In this moment that's not possible @guillob, it could be great if it exists someday. The architecture would change a lot. It would be necessary OR send the principal_type also from the access_token by query (or header) OR generate a duality access_token, for example -> new_access_token = <hash(principalType)>+access_token. Where the first 16bits for example, could be used to extract the principalType. That means, we should define in the middleware.json file something like.

"auth": {
    "loopback#token": {
      "params": {
        "models": ["CustomAccessToken1", ..., "CustomAccessTokenN"]
      }
    }
  }

Well, that is to avoid sending the principalType named as it is. Having this perspective, we could extract the principalType hash from the new_access_token (probably it still have the name of access_token, but is to differentiate it in this thread). Then, when the new_access_token arrives at the server, there are N possibilities (probably less than 5), to relate the CustomAccessTokenX model and make the search.

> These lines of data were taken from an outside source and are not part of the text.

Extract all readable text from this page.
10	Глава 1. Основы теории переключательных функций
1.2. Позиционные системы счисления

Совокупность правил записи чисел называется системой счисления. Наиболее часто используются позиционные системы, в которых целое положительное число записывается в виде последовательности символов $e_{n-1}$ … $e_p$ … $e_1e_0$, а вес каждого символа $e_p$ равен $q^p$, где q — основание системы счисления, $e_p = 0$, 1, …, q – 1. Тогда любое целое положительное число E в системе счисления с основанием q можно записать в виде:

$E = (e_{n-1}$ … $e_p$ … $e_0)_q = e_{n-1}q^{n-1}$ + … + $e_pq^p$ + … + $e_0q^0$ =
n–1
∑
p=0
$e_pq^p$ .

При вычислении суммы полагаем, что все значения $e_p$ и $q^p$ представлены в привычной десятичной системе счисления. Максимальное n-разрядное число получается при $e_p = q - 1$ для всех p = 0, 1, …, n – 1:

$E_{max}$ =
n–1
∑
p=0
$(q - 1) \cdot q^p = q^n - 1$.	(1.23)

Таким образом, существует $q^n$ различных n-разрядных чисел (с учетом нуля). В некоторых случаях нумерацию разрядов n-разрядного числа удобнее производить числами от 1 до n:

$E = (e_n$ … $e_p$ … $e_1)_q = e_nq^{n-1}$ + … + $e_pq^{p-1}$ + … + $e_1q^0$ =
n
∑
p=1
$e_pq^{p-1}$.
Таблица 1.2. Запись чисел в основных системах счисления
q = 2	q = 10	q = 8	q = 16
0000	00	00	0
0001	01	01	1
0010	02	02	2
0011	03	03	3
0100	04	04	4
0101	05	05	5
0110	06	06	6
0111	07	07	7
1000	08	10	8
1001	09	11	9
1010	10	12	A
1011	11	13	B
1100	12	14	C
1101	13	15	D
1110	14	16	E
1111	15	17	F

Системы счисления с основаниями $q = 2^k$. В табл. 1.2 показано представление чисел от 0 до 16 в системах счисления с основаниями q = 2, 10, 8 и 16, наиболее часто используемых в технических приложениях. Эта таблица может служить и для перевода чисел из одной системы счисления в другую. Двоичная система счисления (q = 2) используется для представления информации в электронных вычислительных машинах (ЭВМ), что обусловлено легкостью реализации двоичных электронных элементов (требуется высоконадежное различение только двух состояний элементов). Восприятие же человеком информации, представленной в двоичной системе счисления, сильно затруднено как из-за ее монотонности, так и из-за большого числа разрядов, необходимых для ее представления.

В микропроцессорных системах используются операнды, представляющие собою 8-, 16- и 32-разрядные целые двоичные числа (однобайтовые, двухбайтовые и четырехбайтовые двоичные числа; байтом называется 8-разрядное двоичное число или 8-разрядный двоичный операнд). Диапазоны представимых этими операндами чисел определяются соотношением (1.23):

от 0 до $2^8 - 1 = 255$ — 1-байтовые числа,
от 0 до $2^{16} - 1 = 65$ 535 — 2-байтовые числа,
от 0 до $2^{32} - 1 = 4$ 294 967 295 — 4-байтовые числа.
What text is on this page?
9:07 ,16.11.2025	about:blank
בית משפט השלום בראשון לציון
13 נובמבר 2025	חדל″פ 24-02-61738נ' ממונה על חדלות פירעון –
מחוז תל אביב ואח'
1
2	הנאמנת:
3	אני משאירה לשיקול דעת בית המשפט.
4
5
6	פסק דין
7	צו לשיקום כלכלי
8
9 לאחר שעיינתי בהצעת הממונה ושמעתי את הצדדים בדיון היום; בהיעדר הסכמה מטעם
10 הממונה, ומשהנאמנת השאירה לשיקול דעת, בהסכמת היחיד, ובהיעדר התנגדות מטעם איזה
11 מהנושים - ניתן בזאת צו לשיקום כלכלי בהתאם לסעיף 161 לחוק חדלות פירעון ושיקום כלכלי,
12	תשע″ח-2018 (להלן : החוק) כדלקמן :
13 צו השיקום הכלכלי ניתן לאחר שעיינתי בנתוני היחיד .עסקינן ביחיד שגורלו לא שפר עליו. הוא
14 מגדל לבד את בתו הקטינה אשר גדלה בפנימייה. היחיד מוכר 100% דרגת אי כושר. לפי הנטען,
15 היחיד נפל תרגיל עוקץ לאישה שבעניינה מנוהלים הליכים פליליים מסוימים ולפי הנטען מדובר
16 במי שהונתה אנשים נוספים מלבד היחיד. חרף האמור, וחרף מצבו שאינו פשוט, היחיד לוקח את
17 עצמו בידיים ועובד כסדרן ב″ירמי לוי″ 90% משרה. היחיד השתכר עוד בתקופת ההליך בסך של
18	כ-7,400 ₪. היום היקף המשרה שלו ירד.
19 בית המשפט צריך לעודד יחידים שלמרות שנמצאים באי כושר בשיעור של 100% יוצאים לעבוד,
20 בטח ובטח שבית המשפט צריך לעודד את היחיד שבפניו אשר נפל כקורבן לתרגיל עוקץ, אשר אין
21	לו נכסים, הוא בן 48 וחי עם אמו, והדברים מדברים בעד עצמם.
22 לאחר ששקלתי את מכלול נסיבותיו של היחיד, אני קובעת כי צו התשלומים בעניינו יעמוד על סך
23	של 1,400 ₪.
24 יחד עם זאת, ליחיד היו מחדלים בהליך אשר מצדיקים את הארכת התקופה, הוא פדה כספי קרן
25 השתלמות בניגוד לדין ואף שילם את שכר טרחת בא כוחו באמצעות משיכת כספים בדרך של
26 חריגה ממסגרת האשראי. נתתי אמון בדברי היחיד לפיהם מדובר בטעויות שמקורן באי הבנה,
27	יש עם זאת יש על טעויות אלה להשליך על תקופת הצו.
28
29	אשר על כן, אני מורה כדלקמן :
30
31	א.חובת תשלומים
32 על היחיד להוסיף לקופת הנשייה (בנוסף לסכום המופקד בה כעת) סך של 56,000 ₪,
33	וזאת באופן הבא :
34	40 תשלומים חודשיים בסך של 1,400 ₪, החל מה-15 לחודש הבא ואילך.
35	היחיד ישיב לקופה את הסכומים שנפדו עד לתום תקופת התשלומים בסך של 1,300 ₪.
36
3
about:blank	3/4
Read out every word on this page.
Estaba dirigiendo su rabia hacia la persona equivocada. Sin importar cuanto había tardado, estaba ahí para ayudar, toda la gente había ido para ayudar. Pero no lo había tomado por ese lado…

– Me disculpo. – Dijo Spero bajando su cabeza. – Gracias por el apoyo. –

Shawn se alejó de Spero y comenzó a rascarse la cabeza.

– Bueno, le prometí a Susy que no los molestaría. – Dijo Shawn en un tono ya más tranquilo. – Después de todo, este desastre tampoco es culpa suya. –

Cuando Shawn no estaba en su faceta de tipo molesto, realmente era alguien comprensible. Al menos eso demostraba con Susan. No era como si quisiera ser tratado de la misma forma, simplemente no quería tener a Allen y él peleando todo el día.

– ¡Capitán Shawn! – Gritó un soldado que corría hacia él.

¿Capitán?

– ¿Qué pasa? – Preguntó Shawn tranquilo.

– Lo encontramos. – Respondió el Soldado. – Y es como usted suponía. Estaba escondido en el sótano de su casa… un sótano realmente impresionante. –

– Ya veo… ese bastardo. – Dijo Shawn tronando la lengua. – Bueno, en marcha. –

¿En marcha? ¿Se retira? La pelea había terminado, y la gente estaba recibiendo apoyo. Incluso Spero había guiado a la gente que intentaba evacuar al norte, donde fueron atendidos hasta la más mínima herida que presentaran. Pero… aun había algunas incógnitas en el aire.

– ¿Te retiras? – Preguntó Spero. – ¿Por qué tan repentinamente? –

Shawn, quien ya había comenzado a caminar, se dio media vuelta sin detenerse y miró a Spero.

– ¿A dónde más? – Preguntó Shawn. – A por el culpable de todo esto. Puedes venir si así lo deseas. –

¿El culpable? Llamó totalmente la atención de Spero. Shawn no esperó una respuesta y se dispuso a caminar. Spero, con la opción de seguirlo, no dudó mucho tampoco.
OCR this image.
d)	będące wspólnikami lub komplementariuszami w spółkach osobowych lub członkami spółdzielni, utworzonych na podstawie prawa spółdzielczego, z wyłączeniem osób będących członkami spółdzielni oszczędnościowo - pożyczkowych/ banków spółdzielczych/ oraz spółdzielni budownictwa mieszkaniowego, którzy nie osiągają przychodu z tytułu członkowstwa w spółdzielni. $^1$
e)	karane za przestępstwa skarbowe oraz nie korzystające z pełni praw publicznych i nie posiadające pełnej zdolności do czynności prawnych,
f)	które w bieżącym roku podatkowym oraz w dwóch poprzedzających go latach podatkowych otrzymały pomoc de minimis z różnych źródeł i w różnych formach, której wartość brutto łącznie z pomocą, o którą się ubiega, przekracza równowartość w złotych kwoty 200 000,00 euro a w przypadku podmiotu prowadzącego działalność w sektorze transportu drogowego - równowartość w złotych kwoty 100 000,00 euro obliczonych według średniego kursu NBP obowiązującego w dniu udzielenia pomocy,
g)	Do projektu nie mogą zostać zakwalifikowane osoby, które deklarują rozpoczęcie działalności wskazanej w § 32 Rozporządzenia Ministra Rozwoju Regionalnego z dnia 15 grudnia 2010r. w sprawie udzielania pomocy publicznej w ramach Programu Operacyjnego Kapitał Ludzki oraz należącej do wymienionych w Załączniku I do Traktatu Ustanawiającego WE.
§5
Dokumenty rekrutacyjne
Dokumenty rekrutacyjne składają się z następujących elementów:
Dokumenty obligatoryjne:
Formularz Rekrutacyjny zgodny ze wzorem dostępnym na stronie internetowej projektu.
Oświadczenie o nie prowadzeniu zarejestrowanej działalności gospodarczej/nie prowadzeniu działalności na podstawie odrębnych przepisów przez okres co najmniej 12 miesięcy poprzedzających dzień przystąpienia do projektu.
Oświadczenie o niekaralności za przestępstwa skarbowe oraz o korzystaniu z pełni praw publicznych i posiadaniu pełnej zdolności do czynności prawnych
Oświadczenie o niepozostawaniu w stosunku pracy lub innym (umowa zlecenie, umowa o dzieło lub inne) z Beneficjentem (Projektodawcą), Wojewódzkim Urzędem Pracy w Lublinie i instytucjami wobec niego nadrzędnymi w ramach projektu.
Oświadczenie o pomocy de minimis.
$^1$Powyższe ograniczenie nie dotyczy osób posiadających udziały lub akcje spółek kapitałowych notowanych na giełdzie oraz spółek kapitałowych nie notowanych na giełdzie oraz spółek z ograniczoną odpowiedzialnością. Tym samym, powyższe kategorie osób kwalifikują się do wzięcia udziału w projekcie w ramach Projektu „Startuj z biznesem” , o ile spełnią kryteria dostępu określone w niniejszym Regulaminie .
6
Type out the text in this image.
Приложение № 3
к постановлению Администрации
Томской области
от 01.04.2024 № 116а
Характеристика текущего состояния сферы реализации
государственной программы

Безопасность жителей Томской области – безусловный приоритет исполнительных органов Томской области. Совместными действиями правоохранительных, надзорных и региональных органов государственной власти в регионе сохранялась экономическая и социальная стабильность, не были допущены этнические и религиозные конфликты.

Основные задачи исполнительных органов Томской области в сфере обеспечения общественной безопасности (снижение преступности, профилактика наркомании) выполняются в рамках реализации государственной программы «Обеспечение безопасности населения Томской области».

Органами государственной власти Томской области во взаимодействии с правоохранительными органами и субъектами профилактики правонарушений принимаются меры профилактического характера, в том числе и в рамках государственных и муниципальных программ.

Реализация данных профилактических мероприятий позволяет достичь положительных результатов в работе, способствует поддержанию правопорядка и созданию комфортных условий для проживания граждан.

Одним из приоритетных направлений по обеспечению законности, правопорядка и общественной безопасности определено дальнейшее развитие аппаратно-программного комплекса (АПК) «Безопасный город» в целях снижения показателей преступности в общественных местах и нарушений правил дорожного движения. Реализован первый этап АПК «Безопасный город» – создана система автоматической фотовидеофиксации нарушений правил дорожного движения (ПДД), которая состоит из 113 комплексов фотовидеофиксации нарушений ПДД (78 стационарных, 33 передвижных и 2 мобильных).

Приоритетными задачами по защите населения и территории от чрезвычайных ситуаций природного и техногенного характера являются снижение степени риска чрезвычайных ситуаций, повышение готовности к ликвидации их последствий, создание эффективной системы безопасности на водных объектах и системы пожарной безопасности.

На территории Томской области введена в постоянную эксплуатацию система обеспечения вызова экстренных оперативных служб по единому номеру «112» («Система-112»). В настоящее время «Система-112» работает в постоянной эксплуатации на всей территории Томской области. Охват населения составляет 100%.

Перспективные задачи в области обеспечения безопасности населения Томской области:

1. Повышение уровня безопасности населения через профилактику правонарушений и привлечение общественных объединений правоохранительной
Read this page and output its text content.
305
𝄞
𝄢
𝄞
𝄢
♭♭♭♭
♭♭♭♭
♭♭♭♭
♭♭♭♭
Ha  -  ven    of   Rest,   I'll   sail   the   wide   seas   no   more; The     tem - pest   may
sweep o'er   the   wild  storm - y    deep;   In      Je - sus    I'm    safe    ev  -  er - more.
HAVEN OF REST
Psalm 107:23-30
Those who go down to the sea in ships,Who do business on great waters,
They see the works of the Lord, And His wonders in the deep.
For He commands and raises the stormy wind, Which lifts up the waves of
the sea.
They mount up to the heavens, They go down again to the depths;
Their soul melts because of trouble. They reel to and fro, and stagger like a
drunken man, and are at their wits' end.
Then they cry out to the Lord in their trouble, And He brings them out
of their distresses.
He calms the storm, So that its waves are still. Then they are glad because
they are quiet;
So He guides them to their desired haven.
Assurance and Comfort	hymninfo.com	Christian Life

That would need a little computational memory resource, but it won't need too much because generally are just a few CustomAccessTokens.

To test the hashed principalType part in the new_access_token, would be similar to the User.hash validator when a user logged in.

Pseodocode:

function getAccessToken(newAccessToken, cb) {
    var hashedPrincipalType, accessTokenId, models, customModel;
    hashedPrincipalType = getHashedPrincipalTypeFromNewAccessToken(newAccessToken);
    accessTokenId = getAccessTokenIdFromNewAccessToken(newAccessToken);
    // Step 1: Get the model hashed
    models = auth["loopback#token"].params.models;
    for (var i = 0; i < models.length; i++)
    {
        // For example
        if (hashedPrincipalType.isModel(models[i]))
        {
            customModel = models[i];
            break;
        }
    }
   if (!customModel) cb(new Error("Invalid access token"));
   // Step 2: Now that we now the model, then we need to find
   // the accessToken register from the accessTokenId
   Server
    .models[customModel]
    .findById(accessTokenId)
    .then(function (res) {
        cb(null, res);
    })
    .catch(function (err) {
        cb(err);
    })
   return cb.promise;
}

Well, or something like that. Is just to illustrate what I think it could be.

[sebastianfelipe]

@kjdelisle, time ago I tried that kind of thought but it is not possible do it right now, because Loopback search the accessToken in just one model, and no in the related ones. A possible solution is change how it get the model to search and the login function in the User model. Something like the comment above.

[stale[bot]]

This issue has been automatically marked as stale because it has not had recent activity. It will be closed if no further activity occurs. Thank you for your contributions.

[stale[bot]]

This issue has been closed due to continued inactivity. Thank you for your understanding. If you believe this to be in error, please contact one of the code owners, listed in the CODEOWNERS file at the top-level of this repository.